EFF曰く、オンラインビデオから音声トラックを抽出するサービスは違法ではない
タレコミ by headless
headless 曰く、
米通商代表部による知的財産侵害市場に関するスペシャル301条の2017年版報告書「2017 Special 301 Out-of-Cycle Review of Notorious Markets」の意見募集に対し、EFFがストリームリッピングサイトは合法だと主張する反論意見を送っていたそうだ(TorrentFreakの記事、 EFFの反論意見: PDF)。
YouTubeなどで公開されているミュージックビデオから音声トラックのみを抽出するストリームリッピングサイトは、昨年の報告書(PDF)でも新たなデジタル著作権侵害のトレンドとして取り上げられていた。今年の意見募集では米国レコード工業会(RIAA)がレコード業界の損害が特に大きいストリームリッピングサイトとして5サイトを挙げている。EFFの反論意見はこの意見に対するものだ。ユーザーの選択したオンラインビデオから音声トラックを抽出するだけのWebサイトは違法サイトではなく、著作権侵害の定義に一致する行為をとらない限り、著作権侵害の責任はないと主張している。
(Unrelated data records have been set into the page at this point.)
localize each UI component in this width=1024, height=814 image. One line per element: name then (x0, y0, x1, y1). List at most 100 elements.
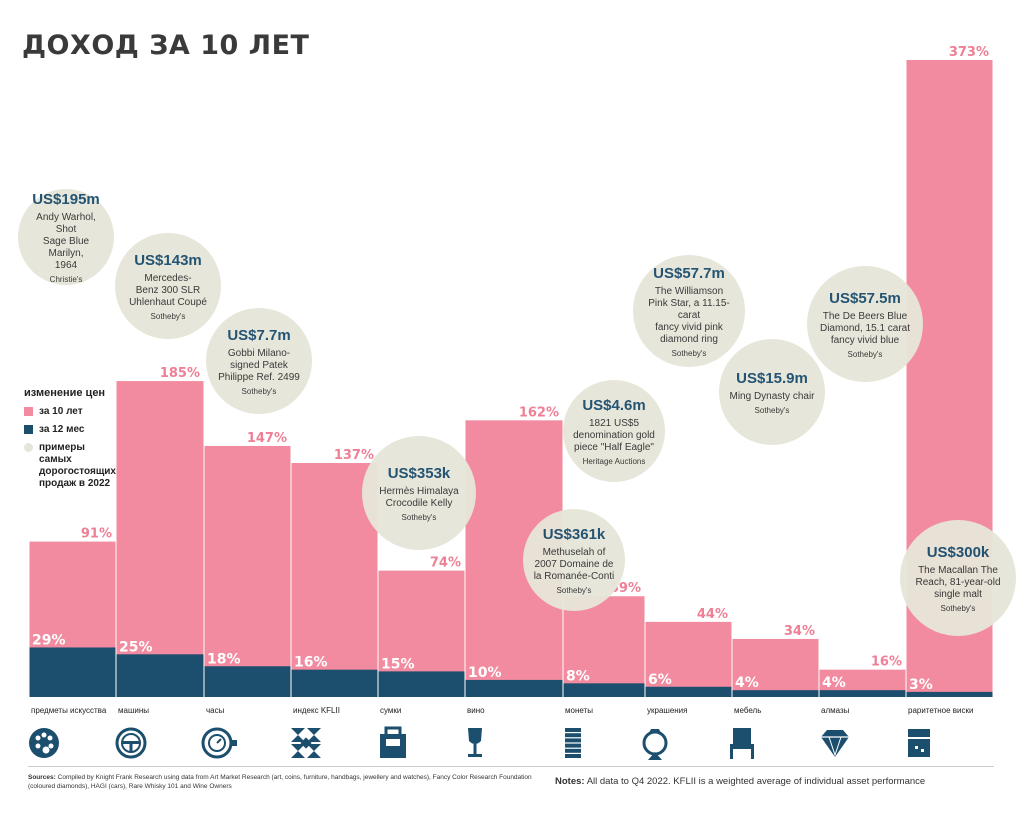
bubble-price: US$143m (134, 251, 202, 269)
category-label: сумки (380, 706, 401, 715)
bubble-source: Heritage Auctions (582, 456, 646, 466)
chart-title: ДОХОД ЗА 10 ЛЕТ (22, 30, 310, 61)
bar-10y (116, 381, 204, 697)
bar-12m (291, 669, 378, 697)
bubble-price: US$4.6m (582, 396, 646, 414)
notes-label: Notes: (555, 776, 585, 787)
sources-text: Compiled by Knight Frank Research using … (28, 774, 532, 790)
sale-bubble: US$4.6m 1821 US$5 denomination gold piece "… (563, 380, 665, 482)
value-label-10y: 137% (334, 448, 374, 463)
bubble-price: US$300k (926, 543, 990, 561)
category-labels-layer: предметы искусства машины часы индекс KFLII… (31, 706, 973, 715)
bar-12m (116, 654, 204, 697)
icons-layer (29, 726, 930, 760)
bubble-description-line: Diamond, 15.1 carat (819, 322, 911, 334)
legend-swatch-10y (24, 407, 33, 416)
steering-wheel-icon (115, 727, 147, 759)
bar-12m (465, 679, 563, 697)
category-label: украшения (647, 706, 687, 715)
bubble-source: Christie's (49, 274, 83, 284)
bubble-description-line: The De Beers Blue (822, 310, 908, 322)
sale-bubble: US$143m Mercedes- Benz 300 SLR Uhlenhaut Co… (115, 233, 221, 339)
bubble-price: US$361k (542, 525, 606, 543)
handbag-icon (380, 726, 406, 758)
bubble-source: Sotheby's (754, 405, 790, 415)
bubble-description: Ming Dynasty chair (729, 391, 814, 403)
bubble-description-line: Crocodile Kelly (385, 497, 453, 509)
bubble-description-line: Sage Blue Marilyn, (42, 235, 90, 259)
bar-12m (819, 690, 906, 697)
bubble-description-line: Andy Warhol, Shot (36, 211, 96, 235)
bar-12m (378, 671, 465, 697)
legend-label-sales: примеры самых дорогостоящих продаж в 202… (39, 442, 116, 489)
bubble-description-line: signed Patek (230, 359, 288, 371)
bubble-description-line: Reach, 81-year-old (915, 576, 1001, 588)
value-label-12m: 4% (822, 675, 846, 691)
value-label-10y: 91% (81, 527, 112, 542)
value-label-10y: 373% (949, 45, 989, 60)
bubble-price: US$57.5m (829, 289, 901, 307)
value-label-10y: 74% (430, 556, 461, 571)
bubble-description-line: Pink Star, a 11.15-carat (648, 297, 730, 321)
bubble-description-line: Gobbi Milano- (227, 347, 291, 359)
legend: изменение цен за 10 лет за 12 мес пример… (24, 386, 119, 490)
footer-notes: Notes: All data to Q4 2022. KFLII is a w… (555, 776, 925, 787)
category-label: мебель (734, 706, 761, 715)
value-label-12m: 18% (207, 651, 241, 667)
value-label-12m: 6% (648, 672, 672, 688)
bubble-description-line: 2007 Domaine de (534, 558, 614, 570)
bubble-price: US$57.7m (653, 264, 725, 282)
bubble-description-line: Benz 300 SLR (135, 284, 201, 296)
footer-divider (28, 766, 994, 767)
bubble-description-line: The Macallan The (918, 564, 998, 576)
legend-item-sales: примеры самых дорогостоящих продаж в 202… (24, 442, 119, 490)
category-label: алмазы (821, 706, 850, 715)
bar-12m (563, 683, 645, 697)
bubble-description-line: The Williamson (654, 285, 724, 297)
bubble-description-line: 1821 US$5 (588, 417, 640, 429)
sources-label: Sources: (28, 774, 56, 781)
value-labels-layer: 91% 29% 185% 25% 147% 18% 137% 16% 74% 15% 162% 10%… (32, 45, 989, 693)
bubble-description-line: Uhlenhaut Coupé (129, 296, 207, 308)
bubble-description: Gobbi Milano-signed Patek Philippe Ref. 2… (218, 348, 300, 384)
bubble-source: Sotheby's (241, 386, 277, 396)
bars-layer (29, 60, 993, 697)
bubble-price: US$15.9m (736, 369, 808, 387)
sale-bubble: US$361k Methuselah of 2007 Domaine de la Ro… (523, 509, 625, 611)
bubble-description-line: diamond ring (660, 333, 718, 345)
bubble-description: 1821 US$5 denomination gold piece "Half Ea… (573, 418, 655, 454)
diamond-icon (821, 730, 849, 757)
category-label: монеты (565, 706, 593, 715)
sale-bubble: US$15.9m Ming Dynasty chair Sotheby's (719, 339, 825, 445)
bubble-description: Methuselah of 2007 Domaine de la Romanée-C… (534, 547, 615, 583)
bubble-price: US$353k (387, 464, 451, 482)
bubble-description: The De Beers Blue Diamond, 15.1 carat fanc… (820, 311, 910, 347)
value-label-10y: 185% (160, 366, 200, 381)
sale-bubble: US$195m Andy Warhol, Shot Sage Blue Marily… (18, 189, 114, 285)
bubble-source: Sotheby's (401, 512, 437, 522)
sale-bubble: US$300k The Macallan The Reach, 81-year-ol… (900, 520, 1016, 636)
value-label-12m: 15% (381, 656, 415, 672)
bubble-description-line: Ming Dynasty chair (729, 390, 815, 402)
bar-12m (732, 690, 819, 697)
bubble-description-line: Mercedes- (144, 272, 192, 284)
value-label-12m: 4% (735, 675, 759, 691)
bar-12m (204, 666, 291, 697)
bubble-description: Andy Warhol, Shot Sage Blue Marilyn, 1964 (26, 212, 106, 272)
sale-bubble: US$7.7m Gobbi Milano-signed Patek Philippe… (206, 308, 312, 414)
bubble-price: US$195m (32, 190, 100, 208)
legend-label-10y: за 10 лет (39, 406, 83, 417)
legend-swatch-sales (24, 443, 33, 452)
bubble-source: Sotheby's (940, 603, 976, 613)
category-label: часы (206, 706, 225, 715)
value-label-12m: 25% (119, 639, 153, 655)
bubble-description-line: Methuselah of (542, 546, 606, 558)
bubble-description-line: fancy vivid blue (830, 334, 900, 346)
value-label-10y: 44% (697, 607, 728, 622)
bar-12m (645, 686, 732, 697)
chair-icon (730, 728, 754, 759)
bar-10y (204, 445, 291, 697)
legend-item-12m: за 12 мес (24, 424, 119, 436)
bubble-description-line: fancy vivid pink (655, 321, 723, 333)
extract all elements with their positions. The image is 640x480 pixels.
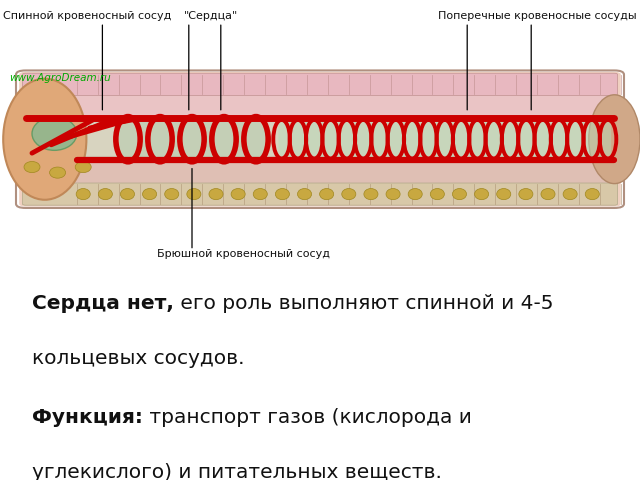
Ellipse shape xyxy=(319,189,333,200)
Ellipse shape xyxy=(497,189,511,200)
Ellipse shape xyxy=(364,189,378,200)
Ellipse shape xyxy=(585,189,599,200)
Ellipse shape xyxy=(76,161,92,173)
Text: транспорт газов (кислорода и: транспорт газов (кислорода и xyxy=(143,408,472,427)
Ellipse shape xyxy=(187,189,201,200)
FancyBboxPatch shape xyxy=(118,119,266,160)
Text: его роль выполняют спинной и 4-5: его роль выполняют спинной и 4-5 xyxy=(174,294,554,313)
Ellipse shape xyxy=(589,95,640,184)
Ellipse shape xyxy=(253,189,268,200)
Ellipse shape xyxy=(76,189,90,200)
Text: Сердца нет,: Сердца нет, xyxy=(32,294,174,313)
FancyBboxPatch shape xyxy=(22,183,618,205)
Ellipse shape xyxy=(275,189,289,200)
Ellipse shape xyxy=(519,189,533,200)
FancyBboxPatch shape xyxy=(26,88,614,122)
Ellipse shape xyxy=(231,189,245,200)
Ellipse shape xyxy=(24,161,40,173)
Ellipse shape xyxy=(3,79,86,200)
Ellipse shape xyxy=(50,167,65,178)
Ellipse shape xyxy=(386,189,400,200)
FancyBboxPatch shape xyxy=(278,121,611,157)
Ellipse shape xyxy=(541,189,555,200)
Ellipse shape xyxy=(120,189,134,200)
Ellipse shape xyxy=(32,117,77,150)
Text: Спинной кровеносный сосуд: Спинной кровеносный сосуд xyxy=(3,11,172,21)
Ellipse shape xyxy=(408,189,422,200)
Ellipse shape xyxy=(563,189,577,200)
Text: www.AgroDream.ru: www.AgroDream.ru xyxy=(10,73,111,83)
Ellipse shape xyxy=(99,189,113,200)
FancyBboxPatch shape xyxy=(26,156,614,191)
Ellipse shape xyxy=(209,189,223,200)
Text: углекислого) и питательных веществ.: углекислого) и питательных веществ. xyxy=(32,463,442,480)
FancyBboxPatch shape xyxy=(19,72,621,206)
Text: Поперечные кровеносные сосуды: Поперечные кровеносные сосуды xyxy=(438,11,637,21)
Ellipse shape xyxy=(475,189,489,200)
Ellipse shape xyxy=(143,189,157,200)
Text: кольцевых сосудов.: кольцевых сосудов. xyxy=(32,349,244,368)
Ellipse shape xyxy=(164,189,179,200)
Text: Функция:: Функция: xyxy=(32,408,143,427)
Text: "Сердца": "Сердца" xyxy=(184,11,238,21)
Ellipse shape xyxy=(430,189,444,200)
Ellipse shape xyxy=(452,189,467,200)
FancyBboxPatch shape xyxy=(26,117,614,161)
Ellipse shape xyxy=(342,189,356,200)
Ellipse shape xyxy=(298,189,312,200)
Text: Брюшной кровеносный сосуд: Брюшной кровеносный сосуд xyxy=(157,249,330,259)
FancyBboxPatch shape xyxy=(22,73,618,96)
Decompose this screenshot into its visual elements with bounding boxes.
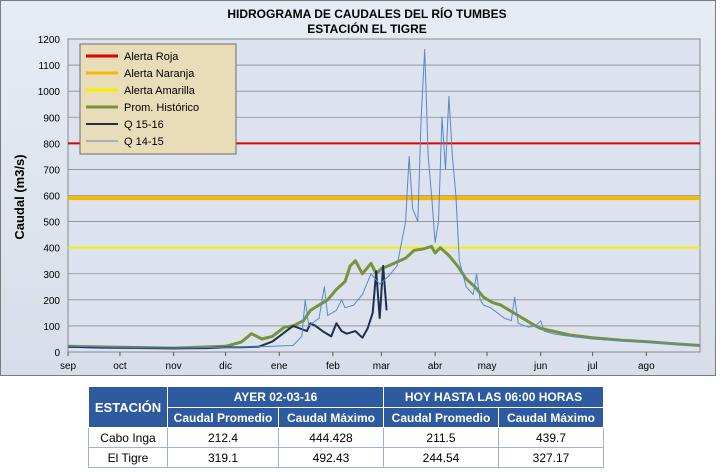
x-tick-label: jul xyxy=(587,361,598,372)
station-name: Cabo Inga xyxy=(88,427,168,448)
legend-label: Q 15-16 xyxy=(124,119,164,131)
station-name: El Tigre xyxy=(88,447,168,468)
yesterday-max-header: Caudal Máximo xyxy=(278,407,384,428)
x-tick-label: jun xyxy=(533,361,547,372)
flow-table-wrapper: ESTACIÓN AYER 02-03-16 HOY HASTA LAS 06:… xyxy=(88,386,604,468)
y-tick-label: 500 xyxy=(43,218,60,229)
chart-subtitle: ESTACIÓN EL TIGRE xyxy=(307,21,427,36)
x-tick-label: ene xyxy=(271,361,288,372)
x-tick-label: may xyxy=(478,361,497,372)
x-tick-label: sep xyxy=(60,361,77,372)
yesterday-avg-value: 212.4 xyxy=(167,427,279,448)
y-tick-label: 800 xyxy=(43,139,60,150)
x-tick-label: abr xyxy=(428,361,443,372)
x-tick-label: mar xyxy=(373,361,391,372)
x-tick-label: feb xyxy=(326,361,340,372)
table-row: Cabo Inga 212.4 444.428 211.5 439.7 xyxy=(88,427,604,448)
legend-label: Prom. Histórico xyxy=(124,102,199,114)
today-max-value: 439.7 xyxy=(498,427,604,448)
x-tick-label: nov xyxy=(166,361,182,372)
flow-table: ESTACIÓN AYER 02-03-16 HOY HASTA LAS 06:… xyxy=(88,386,604,468)
series-line xyxy=(67,48,701,349)
y-axis-label: Caudal (m3/s) xyxy=(12,154,27,239)
legend-box xyxy=(79,43,237,155)
x-tick-label: dic xyxy=(219,361,232,372)
x-tick-label: oct xyxy=(113,361,127,372)
yesterday-avg-header: Caudal Promedio xyxy=(167,407,279,428)
legend-label: Alerta Naranja xyxy=(124,68,195,80)
y-tick-label: 1200 xyxy=(38,35,61,46)
today-avg-header: Caudal Promedio xyxy=(383,407,499,428)
y-tick-label: 400 xyxy=(43,244,60,255)
y-tick-label: 700 xyxy=(43,165,60,176)
legend-label: Q 14-15 xyxy=(124,136,164,148)
y-tick-label: 0 xyxy=(54,348,60,359)
today-avg-value: 211.5 xyxy=(383,427,499,448)
y-tick-label: 200 xyxy=(43,296,60,307)
today-max-value: 327.17 xyxy=(498,447,604,468)
y-tick-label: 1000 xyxy=(38,87,61,98)
chart-title: HIDROGRAMA DE CAUDALES DEL RÍO TUMBES xyxy=(227,6,506,21)
table-row: El Tigre 319.1 492.43 244.54 327.17 xyxy=(88,447,604,468)
yesterday-header: AYER 02-03-16 xyxy=(167,386,384,408)
yesterday-max-value: 444.428 xyxy=(278,427,384,448)
y-tick-label: 900 xyxy=(43,113,60,124)
today-header: HOY HASTA LAS 06:00 HORAS xyxy=(383,386,604,408)
y-tick-label: 300 xyxy=(43,270,60,281)
today-avg-value: 244.54 xyxy=(383,447,499,468)
station-header: ESTACIÓN xyxy=(88,386,168,428)
y-tick-label: 100 xyxy=(43,322,60,333)
y-tick-label: 1100 xyxy=(38,61,60,72)
today-max-header: Caudal Máximo xyxy=(498,407,604,428)
legend: Alerta Roja Alerta Naranja Alerta Amarilla… xyxy=(79,43,237,155)
y-tick-label: 600 xyxy=(43,192,60,203)
legend-label: Alerta Roja xyxy=(124,51,179,63)
yesterday-max-value: 492.43 xyxy=(278,447,384,468)
legend-label: Alerta Amarilla xyxy=(124,85,196,97)
x-tick-label: ago xyxy=(638,361,655,372)
hydrograph-chart: HIDROGRAMA DE CAUDALES DEL RÍO TUMBES ES… xyxy=(12,6,701,372)
yesterday-avg-value: 319.1 xyxy=(167,447,279,468)
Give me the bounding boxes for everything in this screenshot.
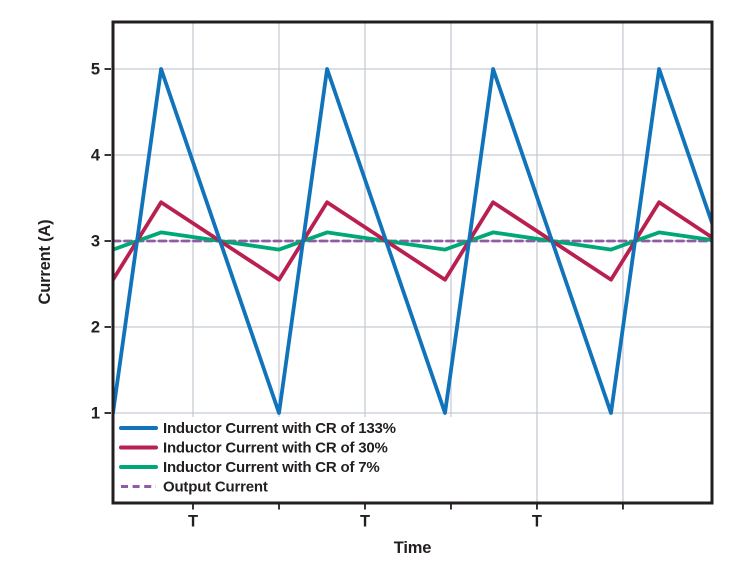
plot-border bbox=[111, 20, 714, 505]
y-tick-label: 4 bbox=[91, 147, 101, 165]
legend-item: Inductor Current with CR of 30% bbox=[119, 440, 388, 457]
y-axis-title: Current (A) bbox=[36, 220, 54, 305]
legend: Inductor Current with CR of 133% Inductor… bbox=[119, 420, 396, 496]
legend-item: Inductor Current with CR of 7% bbox=[119, 459, 380, 476]
axis-ticks bbox=[104, 68, 624, 510]
x-tick-label: T bbox=[360, 513, 370, 531]
series-line-2 bbox=[113, 230, 712, 252]
legend-label: Inductor Current with CR of 133% bbox=[163, 420, 396, 437]
legend-item: Inductor Current with CR of 133% bbox=[119, 420, 396, 437]
legend-label: Inductor Current with CR of 30% bbox=[163, 440, 388, 457]
y-tick-label: 5 bbox=[91, 61, 100, 79]
waveforms bbox=[113, 67, 712, 415]
legend-box bbox=[115, 417, 462, 502]
legend-label: Inductor Current with CR of 7% bbox=[163, 459, 380, 476]
legend-label: Output Current bbox=[163, 479, 268, 496]
y-tick-label: 1 bbox=[91, 405, 100, 423]
x-axis-title: Time bbox=[394, 539, 431, 557]
x-tick-label: T bbox=[532, 513, 542, 531]
y-tick-label: 2 bbox=[91, 319, 100, 337]
x-tick-label: T bbox=[188, 513, 198, 531]
legend-item: Output Current bbox=[121, 479, 268, 496]
series-line-1 bbox=[113, 200, 712, 282]
y-tick-label: 3 bbox=[91, 233, 100, 251]
series-line-0 bbox=[113, 67, 712, 415]
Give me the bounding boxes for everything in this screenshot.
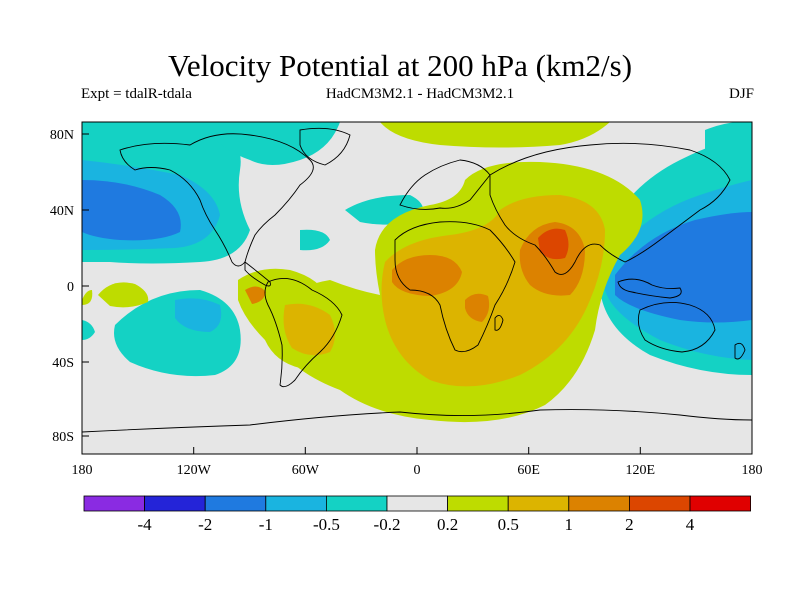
contour-arabia-extreme	[538, 228, 569, 260]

EFFによれば、自由にダウンロードや改作が認められているオンラインビデオや音声トラックに著作権のないオンラインビデオは無数に公開されており、増加を続けているという。また、多くの音声抽出は著作権侵害に当たらないフェアユースだと主張。合法的な目的のために音声トラックを抽出するサービスの提供は、違法な目的で使用するユーザーがいても合法であり、このようなWebサイトが広告収入を得たからといって違法にはならないと指摘する。著作権を侵害するビデオやオーディオの配布といった行為は違法だが、RIAAが特定したWebサイトの多くはそのような行為に明らかに加担しているとはいいがたいとのことだ。
EFFはこのほか、CDNやリバースプロキシが著作権侵害行為の実行者を特定しにくくしているという意見や、法的手続きを取らずにドメインレジストラーが違法行為を行うドメインを自ら停止するべきという意見に反論している。